Sharia Alert from the Christian Science Monitor:
The creation of a new constitution for Iraq’s autonomous Kurdish region was meant to be relatively straightforward. But instead, Kurdish Islamic parties have courted controversy by calling a greater role for sharia, or Islamic law.
“The Kurds are a Muslim nation and we have to follow Islam,” says Mohammed Ahmed, a member of parliament for the Kurdistan Islamic Union (KIU), the largest Kurdish Islamic party in the regional parliament, the Kurdistan National Assembly.
Such calls may well go unheeded by secular parties which hold 80 percent of seats in the parliament, where a cross-party committee is now drawing up a draft constitution.
However, the demands for Islamic law reflect the growing popularity of Islamic parties like the KIU and its smaller, more radical rival Komala, which was once allied with the Al-Qaeda’s Kurdish offshoot Ansar Al-Islam. While unlikely to change the
political power balance in Kurdistan any time soon, the Islamic parties may cultivate the ground for more radical ideas to take root.
“The KIU could become an organization that germinates radicals,” says Joost Hiltermann, Middle East Project Director at the Brussels-based International Crisis Group (ICG). “People will join it and then later feel that it doesn’t go far enough and then go on to join other more radical groups.”
Such radicalization could pose problems for the US, which relies heavily on the Iraq’s Kurds’ long-standing opposition to radical Islamic groups to gather intelligence against Arab and Islamic insurgents. The US now plans to build a network of long-term military bases in Kurdish-controlled northern Iraq — known as
Kurdistan.
Iraq’s Kurds are ethnically distinct from Iraq’s Arabs, with a separate language, culture, and history. Unlike Iraq’s Arabs, Kurds have traditionally seen Islam as a personal issue.
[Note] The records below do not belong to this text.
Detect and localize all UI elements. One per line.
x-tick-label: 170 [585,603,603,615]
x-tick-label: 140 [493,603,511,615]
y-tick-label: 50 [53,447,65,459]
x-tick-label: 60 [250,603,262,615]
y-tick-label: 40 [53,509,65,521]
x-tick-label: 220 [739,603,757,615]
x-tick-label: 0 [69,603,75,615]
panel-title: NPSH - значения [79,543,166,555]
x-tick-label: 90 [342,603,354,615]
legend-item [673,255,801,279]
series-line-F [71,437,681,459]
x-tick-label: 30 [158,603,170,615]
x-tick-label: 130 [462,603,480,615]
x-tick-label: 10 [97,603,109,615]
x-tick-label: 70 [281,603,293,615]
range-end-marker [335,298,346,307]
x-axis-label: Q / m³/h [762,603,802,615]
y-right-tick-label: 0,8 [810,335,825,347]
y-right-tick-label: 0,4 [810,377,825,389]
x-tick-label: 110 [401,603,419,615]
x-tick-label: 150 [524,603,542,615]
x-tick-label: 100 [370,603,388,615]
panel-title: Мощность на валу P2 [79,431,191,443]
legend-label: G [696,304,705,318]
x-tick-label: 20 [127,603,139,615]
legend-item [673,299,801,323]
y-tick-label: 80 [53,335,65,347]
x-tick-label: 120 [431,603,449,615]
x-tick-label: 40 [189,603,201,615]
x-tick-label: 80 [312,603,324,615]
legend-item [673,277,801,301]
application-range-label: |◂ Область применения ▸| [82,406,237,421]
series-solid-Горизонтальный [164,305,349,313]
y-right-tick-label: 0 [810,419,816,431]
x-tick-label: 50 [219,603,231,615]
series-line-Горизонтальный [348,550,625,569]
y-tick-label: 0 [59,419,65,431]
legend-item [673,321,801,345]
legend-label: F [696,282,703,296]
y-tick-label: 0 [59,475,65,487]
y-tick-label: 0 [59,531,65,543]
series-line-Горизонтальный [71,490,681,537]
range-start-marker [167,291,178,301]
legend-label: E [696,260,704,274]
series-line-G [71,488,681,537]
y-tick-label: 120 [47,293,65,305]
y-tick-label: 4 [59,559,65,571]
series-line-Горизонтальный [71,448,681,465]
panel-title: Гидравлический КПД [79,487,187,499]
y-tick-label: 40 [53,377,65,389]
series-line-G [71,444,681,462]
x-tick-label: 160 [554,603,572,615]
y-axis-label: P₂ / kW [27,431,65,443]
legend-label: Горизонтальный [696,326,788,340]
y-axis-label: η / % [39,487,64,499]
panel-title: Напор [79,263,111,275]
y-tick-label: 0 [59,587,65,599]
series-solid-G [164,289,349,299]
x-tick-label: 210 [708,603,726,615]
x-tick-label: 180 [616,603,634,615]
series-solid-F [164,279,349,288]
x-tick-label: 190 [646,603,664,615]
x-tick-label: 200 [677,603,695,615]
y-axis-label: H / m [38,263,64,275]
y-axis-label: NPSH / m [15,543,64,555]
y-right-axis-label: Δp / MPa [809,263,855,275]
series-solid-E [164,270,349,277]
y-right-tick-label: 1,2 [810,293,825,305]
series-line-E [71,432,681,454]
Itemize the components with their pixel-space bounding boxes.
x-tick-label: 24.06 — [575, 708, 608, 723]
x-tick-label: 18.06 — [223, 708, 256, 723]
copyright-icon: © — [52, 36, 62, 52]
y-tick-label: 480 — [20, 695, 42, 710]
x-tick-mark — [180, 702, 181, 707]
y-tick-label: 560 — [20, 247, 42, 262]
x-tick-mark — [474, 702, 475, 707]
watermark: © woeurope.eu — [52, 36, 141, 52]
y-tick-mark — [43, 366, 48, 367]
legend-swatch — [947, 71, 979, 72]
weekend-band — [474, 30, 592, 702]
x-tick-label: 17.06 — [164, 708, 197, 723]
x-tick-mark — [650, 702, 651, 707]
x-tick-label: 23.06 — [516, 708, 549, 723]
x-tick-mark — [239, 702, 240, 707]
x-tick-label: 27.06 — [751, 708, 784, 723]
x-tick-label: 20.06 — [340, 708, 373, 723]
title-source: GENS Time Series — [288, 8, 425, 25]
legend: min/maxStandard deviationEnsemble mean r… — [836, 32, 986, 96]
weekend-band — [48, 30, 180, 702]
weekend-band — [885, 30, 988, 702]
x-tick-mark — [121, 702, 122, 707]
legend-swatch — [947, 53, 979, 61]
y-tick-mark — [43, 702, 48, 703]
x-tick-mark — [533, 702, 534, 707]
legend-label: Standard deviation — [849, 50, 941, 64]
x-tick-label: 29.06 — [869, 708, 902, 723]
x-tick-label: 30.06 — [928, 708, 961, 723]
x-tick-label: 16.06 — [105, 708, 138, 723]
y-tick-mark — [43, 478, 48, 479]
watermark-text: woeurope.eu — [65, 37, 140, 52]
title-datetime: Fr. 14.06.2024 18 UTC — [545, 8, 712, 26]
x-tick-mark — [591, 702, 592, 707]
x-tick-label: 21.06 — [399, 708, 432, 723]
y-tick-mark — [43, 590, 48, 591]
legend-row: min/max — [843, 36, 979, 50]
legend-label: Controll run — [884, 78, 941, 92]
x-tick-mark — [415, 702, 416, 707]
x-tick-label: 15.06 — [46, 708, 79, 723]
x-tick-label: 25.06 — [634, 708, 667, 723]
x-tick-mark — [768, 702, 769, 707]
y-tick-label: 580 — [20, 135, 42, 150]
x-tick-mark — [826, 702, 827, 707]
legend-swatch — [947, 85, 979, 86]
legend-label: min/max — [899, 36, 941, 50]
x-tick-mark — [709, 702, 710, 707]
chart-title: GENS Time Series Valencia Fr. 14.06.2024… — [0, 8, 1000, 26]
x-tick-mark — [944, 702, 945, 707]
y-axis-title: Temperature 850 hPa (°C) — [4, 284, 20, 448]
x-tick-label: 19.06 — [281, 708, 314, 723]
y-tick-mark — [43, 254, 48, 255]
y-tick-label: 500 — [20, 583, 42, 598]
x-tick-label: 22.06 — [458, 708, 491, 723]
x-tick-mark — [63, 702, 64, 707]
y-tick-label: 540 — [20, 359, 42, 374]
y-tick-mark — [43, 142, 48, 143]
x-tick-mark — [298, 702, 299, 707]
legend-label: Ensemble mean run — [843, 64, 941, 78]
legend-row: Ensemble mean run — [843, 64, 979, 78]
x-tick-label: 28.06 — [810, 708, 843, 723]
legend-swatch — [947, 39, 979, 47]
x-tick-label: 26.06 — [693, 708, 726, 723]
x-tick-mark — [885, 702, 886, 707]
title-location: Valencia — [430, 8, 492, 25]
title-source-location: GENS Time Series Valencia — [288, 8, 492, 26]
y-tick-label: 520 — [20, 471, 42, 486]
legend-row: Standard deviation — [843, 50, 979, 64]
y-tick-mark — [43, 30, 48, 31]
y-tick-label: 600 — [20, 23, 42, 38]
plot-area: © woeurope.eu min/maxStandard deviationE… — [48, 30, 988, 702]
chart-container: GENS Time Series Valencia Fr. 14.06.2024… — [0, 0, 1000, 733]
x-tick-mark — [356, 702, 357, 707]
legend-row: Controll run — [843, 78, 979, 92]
“[Kurds] are … unlikely to respond to the calls of a fundamentalist notion of Muslim brotherhood,” Sarah Keeler, a lecturer and specialist in Kurdish issues at the University of Kent in England.
Rather than advocating loyalty to Islam over nationalism, Kurdish Islamic parties are seizing the moral high ground against Kurdistan’s ruling secular parties, whom they accuse of corruption and economic mismanagement.
In that position, the KIU would be taking a page from the Hamas and Taliban playbooks, among others who have advocated political Islam as a solution to all the problems they believe to originate in secular government.
[…]
But experts say that throughout Kurdish history, ethnic identity, rather than religion, has been the main unifying force.
Famous last words: “But that won’t happen here.”